Molto più della sua scrittura, decisamente fitta. Il momento più controverso del copione è durante la cosiddetta scena dell’insurrezione, dove londinesi xenofobi riversati nelle strade della città sbraitano affinché gli immigrati vengano cacciati via dall’Inghilterra. Nonostante si tenda a pensare che i drammi elisabettiani fossero concepiti in uno splendido isolamento, non era insolito che gli scrittori lavorassero insieme, contribuendo a scrivere sezioni o discorsi a seconda della necessità. A un certo punto nella stesura del Tommaso Moro sembra che a Shakespeare fosse stato commissionato di scrivere il punto più emozionante dell’opera, in cui l’eroico Moro - che a questo punto nel dramma è diventato una sorta di sceriffo di Londra - implora la folla di accettare e accogliere i richiedenti asilo che vivono tra loro.
Immaginate allora di vedere gli stranieri derelitti, coi bambini in spalla, e i poveri bagagli arrancare verso i porti e le coste in cerca di trasporto, e che voi vi asseggiate come Re dei vostri desideri - l’autorità messa a tacere dal vostro vociare alterato - e ve ne possiate stare tutti tronfi nella gorgiera della vostra presunzione.
Moro rivolge alla folla le stesse accuse che vengono manifestate: se loro fossero dei rifugiati, dove andrebbero?

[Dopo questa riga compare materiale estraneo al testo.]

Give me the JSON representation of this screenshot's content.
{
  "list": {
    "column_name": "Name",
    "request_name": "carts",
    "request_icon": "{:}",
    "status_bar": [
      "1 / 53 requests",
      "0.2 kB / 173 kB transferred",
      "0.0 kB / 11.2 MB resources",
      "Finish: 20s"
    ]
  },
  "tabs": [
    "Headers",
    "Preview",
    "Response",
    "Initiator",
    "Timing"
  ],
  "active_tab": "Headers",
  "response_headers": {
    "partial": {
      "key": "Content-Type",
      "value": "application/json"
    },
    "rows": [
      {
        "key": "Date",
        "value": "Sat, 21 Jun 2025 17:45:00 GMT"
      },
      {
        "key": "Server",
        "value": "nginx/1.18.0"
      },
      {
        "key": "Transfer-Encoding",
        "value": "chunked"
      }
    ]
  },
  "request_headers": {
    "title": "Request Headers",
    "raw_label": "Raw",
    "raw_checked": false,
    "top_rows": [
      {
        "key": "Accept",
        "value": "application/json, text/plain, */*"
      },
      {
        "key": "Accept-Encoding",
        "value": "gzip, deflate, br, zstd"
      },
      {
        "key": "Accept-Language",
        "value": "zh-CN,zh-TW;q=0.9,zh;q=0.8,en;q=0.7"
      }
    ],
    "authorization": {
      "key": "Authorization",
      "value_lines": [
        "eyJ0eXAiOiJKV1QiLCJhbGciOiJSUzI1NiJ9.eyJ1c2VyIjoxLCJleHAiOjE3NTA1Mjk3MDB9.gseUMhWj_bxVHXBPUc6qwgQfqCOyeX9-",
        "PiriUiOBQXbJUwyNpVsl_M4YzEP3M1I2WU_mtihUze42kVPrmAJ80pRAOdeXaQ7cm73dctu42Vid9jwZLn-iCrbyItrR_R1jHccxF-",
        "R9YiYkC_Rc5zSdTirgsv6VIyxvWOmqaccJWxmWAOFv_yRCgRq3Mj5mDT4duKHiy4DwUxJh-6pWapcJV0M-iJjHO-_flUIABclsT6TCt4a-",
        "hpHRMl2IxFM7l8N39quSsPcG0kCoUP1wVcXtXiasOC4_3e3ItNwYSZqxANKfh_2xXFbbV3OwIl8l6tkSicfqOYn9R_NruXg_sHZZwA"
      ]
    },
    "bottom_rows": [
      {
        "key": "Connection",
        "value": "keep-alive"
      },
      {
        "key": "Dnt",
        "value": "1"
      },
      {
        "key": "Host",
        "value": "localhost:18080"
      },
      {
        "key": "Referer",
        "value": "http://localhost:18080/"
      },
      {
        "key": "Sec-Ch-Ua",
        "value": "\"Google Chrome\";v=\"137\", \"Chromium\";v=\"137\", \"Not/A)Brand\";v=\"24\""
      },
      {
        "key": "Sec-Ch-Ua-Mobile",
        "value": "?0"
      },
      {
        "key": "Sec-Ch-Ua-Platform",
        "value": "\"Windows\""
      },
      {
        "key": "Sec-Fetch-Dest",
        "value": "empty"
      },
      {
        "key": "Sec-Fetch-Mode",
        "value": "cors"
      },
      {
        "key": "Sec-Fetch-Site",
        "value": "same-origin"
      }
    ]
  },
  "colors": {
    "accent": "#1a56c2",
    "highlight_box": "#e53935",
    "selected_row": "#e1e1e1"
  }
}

Quali paesi li ospiterebbero?
Vi piacerebbe allora trovare una nazione d’indole così barbara che, in un’esplosione di odio e di violenza, non vi conceda un posto sulla terra, affili i suoi detestabili coltelli contro le vostre gole.
Piena di vergogna e contrizione, la folla si ritira.
Il Tommaso Moro a quell’epoca dovette apparire troppo controverso da portare sul palco, ma la forza che emana a teatro si manifesta in modo chiaro. Grazie al discorso che Shakespeare fa pronunciare a Moro, lo sceriffo che si è fatto da solo, la rivolta viene placata richiamando i migliori istinti della folla, e con un immaginario che è spaventosamente vivido: gli stranieri derelitti che trasportano i loro bambini e i loro averi, che arrivano a fatica sulle coste per poi essere rispediti a casa - se di casa ne hanno ancora una.
Questa forza dirompente che fa fermare il tempo dello spettacolo, richiama alla mente l’agonizzante appello alla tolleranza di Shylock, l’usuraio ebreo ne Il mercante di Venezia (“Ma un ebreo, non ha occhi?) e torna su una questione ripetutamente toccata da quel dramma e da altri, come Otello e Misura per misura: come rappresentare la correttezza e l’accettazione? E quali sono i delicati accordi sociali che puntellano il multiculturalismo? Come spesso accade con Shakespeare, non abbiamo modo di sapere se i sentimenti di Moro fossero gli stessi dello scrittore teatrale, ma la sua causa per la tolleranza è portata avanti con una forza piena di passione.
Nonostante sia così poco conosciuta, e quasi mai portata a teatro, la scena rimane potente ancora oggi, e non è difficile ricondurla alla crisi dei rifugiati del ventunesimo secolo - sia che si tratti dell’esodo apparentemente infinito dei richiedenti asilo dalla terribile guerra civile siriana o del flusso di migranti che si dirigono in Europa da zone remote come Afghanistan e Eritrea. Con l’Unione Europea divisa sul da farsi, queste problematiche non verranno risolte. La migrazione, come Shakespeare fa capire in questa notevole scena, non è un fenomeno nuovo: la domanda importante è come il resto di noi reagisca ad essa.